Paul-Émile Borduas, Cimetière glorieux, 1948
Le règne de la peur multiforme est terminé.
Dans le fol espoir d'en effacer le souvenir, je les énumère:
peur des préjugés - peur de l'opinion publique - des persécutions - de la réprobation générale
peur d'être seul sans Dieu et la société qui isole très infailliblement
peur de soi - de son frère - de la pauvreté
peur de l'ordre établi - de la ridicule justice
peur des relations neuves
peur du surrationnel
peur des nécessités
peur des écluses grandes ouvertes sur la foi en l'homme - en la société future
peur de toutes les formes susceptibles de déclencher un amour transformant
peur bleue - peur rouge - peur blanche: maillon de notre chaîne
Paul-Émile Borduas, Refus global, 1948 ( extrait )
*
Le printemps québécois hésite.
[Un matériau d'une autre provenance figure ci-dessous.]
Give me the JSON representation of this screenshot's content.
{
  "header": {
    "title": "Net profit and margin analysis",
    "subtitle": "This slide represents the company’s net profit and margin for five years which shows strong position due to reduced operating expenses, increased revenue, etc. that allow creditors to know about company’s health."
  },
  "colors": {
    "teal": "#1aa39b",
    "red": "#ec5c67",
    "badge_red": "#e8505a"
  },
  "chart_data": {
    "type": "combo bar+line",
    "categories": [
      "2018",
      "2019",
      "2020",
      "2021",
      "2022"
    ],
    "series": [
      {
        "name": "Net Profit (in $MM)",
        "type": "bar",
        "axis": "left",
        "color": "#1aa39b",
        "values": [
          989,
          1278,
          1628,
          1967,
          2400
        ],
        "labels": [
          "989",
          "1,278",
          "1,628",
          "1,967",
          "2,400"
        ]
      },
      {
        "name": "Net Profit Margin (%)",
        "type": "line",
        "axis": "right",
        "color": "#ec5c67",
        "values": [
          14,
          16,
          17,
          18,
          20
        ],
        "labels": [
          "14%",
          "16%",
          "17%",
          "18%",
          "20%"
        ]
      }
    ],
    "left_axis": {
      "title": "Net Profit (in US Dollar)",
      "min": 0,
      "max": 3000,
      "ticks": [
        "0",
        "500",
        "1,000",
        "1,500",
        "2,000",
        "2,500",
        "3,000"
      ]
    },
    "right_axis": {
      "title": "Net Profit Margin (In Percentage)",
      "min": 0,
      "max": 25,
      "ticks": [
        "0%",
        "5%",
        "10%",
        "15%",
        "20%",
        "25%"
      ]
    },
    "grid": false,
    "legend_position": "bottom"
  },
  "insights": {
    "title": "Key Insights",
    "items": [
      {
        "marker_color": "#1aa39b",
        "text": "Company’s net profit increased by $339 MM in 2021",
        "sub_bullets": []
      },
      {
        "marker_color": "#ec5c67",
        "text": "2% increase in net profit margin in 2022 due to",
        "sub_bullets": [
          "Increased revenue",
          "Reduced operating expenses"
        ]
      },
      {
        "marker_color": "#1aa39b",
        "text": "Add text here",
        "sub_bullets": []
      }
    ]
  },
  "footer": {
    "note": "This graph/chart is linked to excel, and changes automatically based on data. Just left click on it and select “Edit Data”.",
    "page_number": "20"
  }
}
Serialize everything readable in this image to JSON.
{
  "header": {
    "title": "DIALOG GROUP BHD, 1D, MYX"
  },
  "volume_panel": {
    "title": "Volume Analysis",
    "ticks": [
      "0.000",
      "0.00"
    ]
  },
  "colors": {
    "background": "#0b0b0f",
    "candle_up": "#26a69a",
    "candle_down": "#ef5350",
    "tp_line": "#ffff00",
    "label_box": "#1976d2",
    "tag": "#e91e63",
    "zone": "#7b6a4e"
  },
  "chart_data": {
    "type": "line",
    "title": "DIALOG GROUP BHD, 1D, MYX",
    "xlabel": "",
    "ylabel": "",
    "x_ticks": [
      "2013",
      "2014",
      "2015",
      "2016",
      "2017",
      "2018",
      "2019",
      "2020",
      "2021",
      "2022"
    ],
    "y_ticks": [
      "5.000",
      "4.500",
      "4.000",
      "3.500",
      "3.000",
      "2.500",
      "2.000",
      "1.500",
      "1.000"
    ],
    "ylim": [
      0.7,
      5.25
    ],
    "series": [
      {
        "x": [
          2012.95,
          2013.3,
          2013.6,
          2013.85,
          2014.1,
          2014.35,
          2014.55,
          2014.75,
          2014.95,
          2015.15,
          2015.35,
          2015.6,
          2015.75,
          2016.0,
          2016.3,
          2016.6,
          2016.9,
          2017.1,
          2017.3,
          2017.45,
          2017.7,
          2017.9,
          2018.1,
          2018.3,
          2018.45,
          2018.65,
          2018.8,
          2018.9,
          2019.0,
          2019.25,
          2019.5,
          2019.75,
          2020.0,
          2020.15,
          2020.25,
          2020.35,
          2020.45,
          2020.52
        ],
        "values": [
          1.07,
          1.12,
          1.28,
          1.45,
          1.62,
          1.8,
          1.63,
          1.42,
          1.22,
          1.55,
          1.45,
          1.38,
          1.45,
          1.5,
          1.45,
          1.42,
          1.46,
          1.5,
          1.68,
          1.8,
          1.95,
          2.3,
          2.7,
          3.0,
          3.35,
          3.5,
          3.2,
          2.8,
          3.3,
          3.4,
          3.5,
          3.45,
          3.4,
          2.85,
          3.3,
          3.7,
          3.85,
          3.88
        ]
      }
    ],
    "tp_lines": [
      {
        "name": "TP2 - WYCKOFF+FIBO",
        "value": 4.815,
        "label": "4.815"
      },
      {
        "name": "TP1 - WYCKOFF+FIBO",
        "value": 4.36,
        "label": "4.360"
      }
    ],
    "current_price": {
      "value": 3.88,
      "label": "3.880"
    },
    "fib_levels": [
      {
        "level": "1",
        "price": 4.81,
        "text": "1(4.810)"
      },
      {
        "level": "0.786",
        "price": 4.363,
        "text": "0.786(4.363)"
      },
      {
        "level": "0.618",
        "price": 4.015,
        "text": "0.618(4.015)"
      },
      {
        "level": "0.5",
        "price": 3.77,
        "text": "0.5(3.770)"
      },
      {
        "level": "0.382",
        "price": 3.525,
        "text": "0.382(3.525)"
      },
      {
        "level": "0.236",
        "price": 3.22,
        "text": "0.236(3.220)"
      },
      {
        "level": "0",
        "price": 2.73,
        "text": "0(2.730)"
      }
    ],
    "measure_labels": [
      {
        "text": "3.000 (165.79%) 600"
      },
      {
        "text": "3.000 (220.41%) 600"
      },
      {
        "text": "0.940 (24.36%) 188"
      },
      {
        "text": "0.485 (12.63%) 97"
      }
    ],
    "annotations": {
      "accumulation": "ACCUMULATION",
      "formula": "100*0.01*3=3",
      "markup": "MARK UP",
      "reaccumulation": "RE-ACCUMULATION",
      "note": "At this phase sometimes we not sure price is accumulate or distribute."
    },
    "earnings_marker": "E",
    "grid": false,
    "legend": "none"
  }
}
L'année 2012 est immobile, figée dans des certitudes contraires, paralysée par le poids terrible d'hypocrisies dogmatiques qui, pour se protéger, excitent la réprobation générale. Peut-être vaut-il la peine de relire Borduas, et se souvenir du long hiver qui fut le sien, en exil, sacrifice qu'il a fait de sa liberté pour la liberté. Borduas est mort le 22 février 1960. Il n'a rien vu de la Révolution tranquille, et de la fabuleuse jeunesse des années 60. La jeunesse actuelle est tout aussi fameuse. Elle n'a peur de rien. Elle transforme. Elle m'apprend. Elle est bel et bien la petite-fille de Borduas; lui en aurait été content.